If Boyle’s other films threatened to over-stimulate timid viewers, Trance may seem like overkill in style to those who found Trainspotting, Slumdog Millionaire, or 127 Hours excessive. Shockingly violent and intensely erotic, the not-always-linear presentation employs strong imagery to explore the characters’ deep-rooted issues and suppressed memories, with editor Jon Harris cutting through dream sequences and hypnotic suggestions to create illusory, dreamlike connections between them. Keeping up with how the plot progresses is sometimes an exercise in abstract thinking. The way it’s pieced together is outdone only by the careful consideration of the images themselves. One aerial shot of a winding system of glowing red highway bridges and roads at night recalls the brain’s flowing synapses without the director having to hint at the visual connection; he lingers on the image just long enough for us to make the association on our own. Boyle is nothing if not bold, but he’s also a thoughtful visualist. He shot the film over two years, some before he directed the opening ceremony of the 2012 Olympics and some after, using his frequent cinematographer Anthony Dod Mantle, who’s lensed nearly all of Boyle’s films since 28 Days Later.
If the film happens to have some unfortunate exposition during the third act to explain what’s come before, these moments are more than overshadowed by the director’s overall visual audacity and the psychological intricacy of the characters. It’s the kind of picture where as soon as it’s over, you’re thinking back to what happened earlier and what clues you no doubt missed—and without a doubt, you missed something.

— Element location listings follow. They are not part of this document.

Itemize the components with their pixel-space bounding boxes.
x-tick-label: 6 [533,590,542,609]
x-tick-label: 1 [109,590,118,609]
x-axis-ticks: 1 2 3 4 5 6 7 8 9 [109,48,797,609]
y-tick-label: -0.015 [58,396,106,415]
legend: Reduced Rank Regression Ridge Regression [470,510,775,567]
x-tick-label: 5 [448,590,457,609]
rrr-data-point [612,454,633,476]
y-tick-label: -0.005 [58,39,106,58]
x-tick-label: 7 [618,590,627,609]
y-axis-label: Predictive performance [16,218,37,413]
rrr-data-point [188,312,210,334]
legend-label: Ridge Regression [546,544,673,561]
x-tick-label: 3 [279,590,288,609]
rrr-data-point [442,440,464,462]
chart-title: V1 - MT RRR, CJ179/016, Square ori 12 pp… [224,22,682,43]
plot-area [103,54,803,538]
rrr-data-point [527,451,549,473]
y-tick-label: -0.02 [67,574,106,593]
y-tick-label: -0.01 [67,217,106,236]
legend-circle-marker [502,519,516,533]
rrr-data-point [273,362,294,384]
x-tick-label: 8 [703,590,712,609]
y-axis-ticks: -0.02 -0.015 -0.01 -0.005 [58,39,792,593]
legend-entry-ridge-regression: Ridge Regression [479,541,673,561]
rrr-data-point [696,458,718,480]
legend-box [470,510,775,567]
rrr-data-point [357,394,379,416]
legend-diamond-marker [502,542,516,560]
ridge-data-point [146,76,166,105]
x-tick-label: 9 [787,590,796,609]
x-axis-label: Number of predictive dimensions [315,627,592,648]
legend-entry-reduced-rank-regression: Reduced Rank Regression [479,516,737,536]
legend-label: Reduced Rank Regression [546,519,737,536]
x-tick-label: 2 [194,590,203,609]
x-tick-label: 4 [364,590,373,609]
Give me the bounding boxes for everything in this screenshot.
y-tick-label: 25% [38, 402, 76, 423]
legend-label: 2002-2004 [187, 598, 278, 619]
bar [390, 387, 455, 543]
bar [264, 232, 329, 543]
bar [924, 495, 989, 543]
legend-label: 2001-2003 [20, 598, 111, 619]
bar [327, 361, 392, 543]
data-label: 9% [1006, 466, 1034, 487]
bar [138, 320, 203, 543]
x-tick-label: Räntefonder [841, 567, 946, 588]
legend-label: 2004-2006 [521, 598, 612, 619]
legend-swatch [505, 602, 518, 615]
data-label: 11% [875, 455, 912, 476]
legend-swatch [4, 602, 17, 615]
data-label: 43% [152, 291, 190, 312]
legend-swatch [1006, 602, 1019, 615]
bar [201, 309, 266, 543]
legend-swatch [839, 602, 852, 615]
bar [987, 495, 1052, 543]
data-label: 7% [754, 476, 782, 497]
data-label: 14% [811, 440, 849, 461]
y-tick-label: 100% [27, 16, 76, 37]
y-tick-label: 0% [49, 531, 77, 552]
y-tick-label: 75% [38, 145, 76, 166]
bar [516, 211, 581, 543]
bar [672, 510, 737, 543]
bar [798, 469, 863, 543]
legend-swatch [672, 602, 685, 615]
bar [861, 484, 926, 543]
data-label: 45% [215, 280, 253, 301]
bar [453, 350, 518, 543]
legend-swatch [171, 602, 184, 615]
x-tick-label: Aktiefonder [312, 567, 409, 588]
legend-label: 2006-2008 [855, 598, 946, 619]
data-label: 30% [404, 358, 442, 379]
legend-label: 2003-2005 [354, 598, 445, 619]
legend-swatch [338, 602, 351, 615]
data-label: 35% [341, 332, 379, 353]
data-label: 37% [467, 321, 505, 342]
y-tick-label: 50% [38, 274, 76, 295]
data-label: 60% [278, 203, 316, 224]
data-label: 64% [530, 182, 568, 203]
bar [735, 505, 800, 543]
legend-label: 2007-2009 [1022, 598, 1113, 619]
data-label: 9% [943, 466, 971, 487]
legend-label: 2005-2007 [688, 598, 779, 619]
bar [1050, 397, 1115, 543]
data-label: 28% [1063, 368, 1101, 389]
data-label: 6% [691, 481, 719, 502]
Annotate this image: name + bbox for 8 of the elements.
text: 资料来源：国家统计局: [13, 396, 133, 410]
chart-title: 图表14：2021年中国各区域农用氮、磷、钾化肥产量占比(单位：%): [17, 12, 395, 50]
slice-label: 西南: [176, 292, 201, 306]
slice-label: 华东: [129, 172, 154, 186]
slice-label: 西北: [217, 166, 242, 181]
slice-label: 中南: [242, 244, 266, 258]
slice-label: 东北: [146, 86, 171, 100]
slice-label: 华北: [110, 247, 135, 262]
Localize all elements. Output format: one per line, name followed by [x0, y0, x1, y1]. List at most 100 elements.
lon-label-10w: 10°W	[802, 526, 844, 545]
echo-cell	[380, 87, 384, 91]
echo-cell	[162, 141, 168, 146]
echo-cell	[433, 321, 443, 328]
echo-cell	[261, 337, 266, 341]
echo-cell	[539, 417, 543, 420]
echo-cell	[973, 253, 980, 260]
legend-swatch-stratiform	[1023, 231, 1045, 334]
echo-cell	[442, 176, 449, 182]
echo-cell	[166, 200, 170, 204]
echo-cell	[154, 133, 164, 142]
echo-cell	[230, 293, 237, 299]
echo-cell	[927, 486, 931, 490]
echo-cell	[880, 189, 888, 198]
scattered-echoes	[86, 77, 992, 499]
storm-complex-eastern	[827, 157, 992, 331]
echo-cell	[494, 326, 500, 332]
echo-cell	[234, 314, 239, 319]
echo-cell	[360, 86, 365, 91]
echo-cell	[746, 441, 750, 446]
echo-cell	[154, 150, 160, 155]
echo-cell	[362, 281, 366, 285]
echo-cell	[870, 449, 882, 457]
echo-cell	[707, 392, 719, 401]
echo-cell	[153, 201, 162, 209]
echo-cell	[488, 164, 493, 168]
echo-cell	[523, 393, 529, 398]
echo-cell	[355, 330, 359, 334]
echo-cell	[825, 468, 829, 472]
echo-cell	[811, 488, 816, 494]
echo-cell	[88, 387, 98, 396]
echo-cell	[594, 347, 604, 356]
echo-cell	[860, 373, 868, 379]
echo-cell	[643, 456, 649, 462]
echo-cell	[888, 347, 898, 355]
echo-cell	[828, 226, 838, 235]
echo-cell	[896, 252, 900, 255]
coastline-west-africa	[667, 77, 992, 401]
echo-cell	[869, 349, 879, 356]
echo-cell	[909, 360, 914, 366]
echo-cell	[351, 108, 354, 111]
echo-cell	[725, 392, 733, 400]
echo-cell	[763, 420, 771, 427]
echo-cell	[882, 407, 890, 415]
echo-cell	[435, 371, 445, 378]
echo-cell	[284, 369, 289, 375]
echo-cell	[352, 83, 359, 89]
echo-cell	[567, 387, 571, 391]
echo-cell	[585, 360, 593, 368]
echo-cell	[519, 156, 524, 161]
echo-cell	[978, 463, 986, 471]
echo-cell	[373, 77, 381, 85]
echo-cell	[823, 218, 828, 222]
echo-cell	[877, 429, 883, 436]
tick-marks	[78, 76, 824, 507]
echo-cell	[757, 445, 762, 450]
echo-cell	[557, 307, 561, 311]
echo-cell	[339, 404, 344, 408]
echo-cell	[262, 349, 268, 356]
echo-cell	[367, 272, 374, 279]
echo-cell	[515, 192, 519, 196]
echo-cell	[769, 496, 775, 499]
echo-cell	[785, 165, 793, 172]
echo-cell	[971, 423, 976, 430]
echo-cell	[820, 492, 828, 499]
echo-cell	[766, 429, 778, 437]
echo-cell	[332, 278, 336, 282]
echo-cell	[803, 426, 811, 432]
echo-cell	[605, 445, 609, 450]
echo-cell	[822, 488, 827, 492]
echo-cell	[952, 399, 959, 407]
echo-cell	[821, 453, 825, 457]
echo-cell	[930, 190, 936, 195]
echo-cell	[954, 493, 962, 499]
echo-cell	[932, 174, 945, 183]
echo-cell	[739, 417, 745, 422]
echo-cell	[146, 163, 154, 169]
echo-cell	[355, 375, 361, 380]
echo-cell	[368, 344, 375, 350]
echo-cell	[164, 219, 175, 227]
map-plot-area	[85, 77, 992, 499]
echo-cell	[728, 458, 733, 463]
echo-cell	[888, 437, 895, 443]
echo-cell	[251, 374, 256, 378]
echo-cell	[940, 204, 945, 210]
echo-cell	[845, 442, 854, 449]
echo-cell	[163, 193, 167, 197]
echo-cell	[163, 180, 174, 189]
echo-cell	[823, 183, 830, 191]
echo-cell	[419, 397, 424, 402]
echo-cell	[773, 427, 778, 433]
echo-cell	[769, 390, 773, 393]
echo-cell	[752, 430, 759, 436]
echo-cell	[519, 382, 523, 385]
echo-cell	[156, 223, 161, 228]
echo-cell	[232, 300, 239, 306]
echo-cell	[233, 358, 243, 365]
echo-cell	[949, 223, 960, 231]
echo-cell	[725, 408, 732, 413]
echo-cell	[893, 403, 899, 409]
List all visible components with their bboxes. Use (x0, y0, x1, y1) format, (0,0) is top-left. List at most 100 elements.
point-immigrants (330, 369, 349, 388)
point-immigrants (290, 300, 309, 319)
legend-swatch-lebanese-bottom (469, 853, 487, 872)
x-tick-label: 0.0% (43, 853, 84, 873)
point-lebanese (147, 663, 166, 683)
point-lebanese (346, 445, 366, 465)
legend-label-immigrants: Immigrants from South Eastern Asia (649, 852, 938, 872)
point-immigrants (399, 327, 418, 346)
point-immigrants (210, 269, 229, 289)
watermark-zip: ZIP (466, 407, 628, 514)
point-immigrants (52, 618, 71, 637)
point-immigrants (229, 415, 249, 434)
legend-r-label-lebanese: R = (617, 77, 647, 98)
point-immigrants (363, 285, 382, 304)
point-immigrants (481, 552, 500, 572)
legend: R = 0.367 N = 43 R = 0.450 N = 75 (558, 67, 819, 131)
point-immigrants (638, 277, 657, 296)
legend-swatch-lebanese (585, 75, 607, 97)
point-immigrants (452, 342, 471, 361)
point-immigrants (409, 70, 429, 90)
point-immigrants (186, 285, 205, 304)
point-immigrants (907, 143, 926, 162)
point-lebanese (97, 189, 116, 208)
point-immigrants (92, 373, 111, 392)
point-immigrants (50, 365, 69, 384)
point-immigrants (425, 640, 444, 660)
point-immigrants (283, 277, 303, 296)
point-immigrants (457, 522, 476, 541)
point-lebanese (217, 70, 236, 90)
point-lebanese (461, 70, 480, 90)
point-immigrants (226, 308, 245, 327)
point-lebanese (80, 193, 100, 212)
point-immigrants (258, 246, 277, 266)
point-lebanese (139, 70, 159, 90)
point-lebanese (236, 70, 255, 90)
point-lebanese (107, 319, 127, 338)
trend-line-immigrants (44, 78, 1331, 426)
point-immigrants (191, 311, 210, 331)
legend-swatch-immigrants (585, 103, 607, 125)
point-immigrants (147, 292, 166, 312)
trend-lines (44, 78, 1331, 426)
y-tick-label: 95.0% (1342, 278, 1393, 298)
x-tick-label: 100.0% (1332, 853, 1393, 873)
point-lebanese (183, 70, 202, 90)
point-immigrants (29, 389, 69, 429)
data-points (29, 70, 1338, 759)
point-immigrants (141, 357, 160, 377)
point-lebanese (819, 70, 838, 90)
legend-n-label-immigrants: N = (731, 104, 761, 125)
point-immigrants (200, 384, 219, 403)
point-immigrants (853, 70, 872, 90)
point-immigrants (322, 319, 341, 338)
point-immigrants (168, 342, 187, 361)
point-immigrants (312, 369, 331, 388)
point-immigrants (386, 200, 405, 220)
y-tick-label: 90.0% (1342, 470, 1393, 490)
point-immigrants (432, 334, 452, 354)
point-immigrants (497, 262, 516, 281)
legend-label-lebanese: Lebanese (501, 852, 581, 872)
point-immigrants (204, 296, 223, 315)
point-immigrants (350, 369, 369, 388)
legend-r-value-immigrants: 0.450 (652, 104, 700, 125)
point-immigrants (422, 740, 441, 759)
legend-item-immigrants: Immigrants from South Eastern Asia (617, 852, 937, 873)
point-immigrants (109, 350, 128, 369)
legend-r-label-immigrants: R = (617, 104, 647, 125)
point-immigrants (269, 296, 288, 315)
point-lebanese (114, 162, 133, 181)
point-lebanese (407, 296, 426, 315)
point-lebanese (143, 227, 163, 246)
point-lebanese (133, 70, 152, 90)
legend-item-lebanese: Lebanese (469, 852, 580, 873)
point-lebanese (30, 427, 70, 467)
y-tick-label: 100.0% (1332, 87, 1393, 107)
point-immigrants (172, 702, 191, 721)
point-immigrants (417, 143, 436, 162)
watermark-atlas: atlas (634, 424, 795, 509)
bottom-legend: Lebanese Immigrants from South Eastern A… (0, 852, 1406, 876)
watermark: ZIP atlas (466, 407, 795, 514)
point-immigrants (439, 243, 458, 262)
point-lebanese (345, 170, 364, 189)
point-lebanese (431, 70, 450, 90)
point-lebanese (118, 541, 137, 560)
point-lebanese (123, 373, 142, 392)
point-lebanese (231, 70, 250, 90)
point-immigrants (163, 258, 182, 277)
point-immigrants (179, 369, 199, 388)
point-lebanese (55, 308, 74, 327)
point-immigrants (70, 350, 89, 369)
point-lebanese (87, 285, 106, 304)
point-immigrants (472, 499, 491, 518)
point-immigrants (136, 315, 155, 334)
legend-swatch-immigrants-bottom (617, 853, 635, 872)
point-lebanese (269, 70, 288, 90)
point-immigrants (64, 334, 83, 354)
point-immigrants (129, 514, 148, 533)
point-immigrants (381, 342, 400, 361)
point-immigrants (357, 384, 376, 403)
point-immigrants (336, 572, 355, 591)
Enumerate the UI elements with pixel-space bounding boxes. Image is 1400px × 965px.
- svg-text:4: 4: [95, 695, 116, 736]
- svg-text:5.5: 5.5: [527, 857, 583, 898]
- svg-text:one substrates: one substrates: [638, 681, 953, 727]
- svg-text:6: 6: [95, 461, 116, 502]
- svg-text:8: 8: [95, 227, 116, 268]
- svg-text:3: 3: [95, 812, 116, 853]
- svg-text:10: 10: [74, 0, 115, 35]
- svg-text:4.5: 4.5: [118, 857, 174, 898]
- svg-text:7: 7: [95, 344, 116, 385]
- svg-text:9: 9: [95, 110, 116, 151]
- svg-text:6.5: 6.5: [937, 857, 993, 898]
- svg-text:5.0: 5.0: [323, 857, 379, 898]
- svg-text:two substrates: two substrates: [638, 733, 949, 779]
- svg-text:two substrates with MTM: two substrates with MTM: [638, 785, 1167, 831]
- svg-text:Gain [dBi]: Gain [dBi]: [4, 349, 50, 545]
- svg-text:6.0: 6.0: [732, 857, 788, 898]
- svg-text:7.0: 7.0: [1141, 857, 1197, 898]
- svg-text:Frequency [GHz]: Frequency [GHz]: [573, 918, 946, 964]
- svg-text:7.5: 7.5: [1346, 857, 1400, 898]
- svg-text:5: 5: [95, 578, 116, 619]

Boyle densely packs every frame with metaphoric imagery and kinetic technique that to consume every detail would be impossible in just one viewing. This is the kind of film review I regret having to write after a single screening, and I regret having to avoid exploring in more detail to indulge the reader’s general aversion to spoilers. More than the plot itself is the trio of central characters, so absorbing in their motivations and secrets, and so effectively acted. Much like Steven Soderbergh did with this year’s Side Effects, Boyle elevates the mechanics of a somewhat standardized thriller with characters that remain intriguing to the last and an elevated degree of style. It’s like his first feature, 1994’s Shallow Grave, in that respect, as it’s about a group of isolated characters in a suspenseful cat-and-mouse game. The first time we watch it to find out what happens; the second and subsequent times, we watch for the density and bravura of everything onscreen.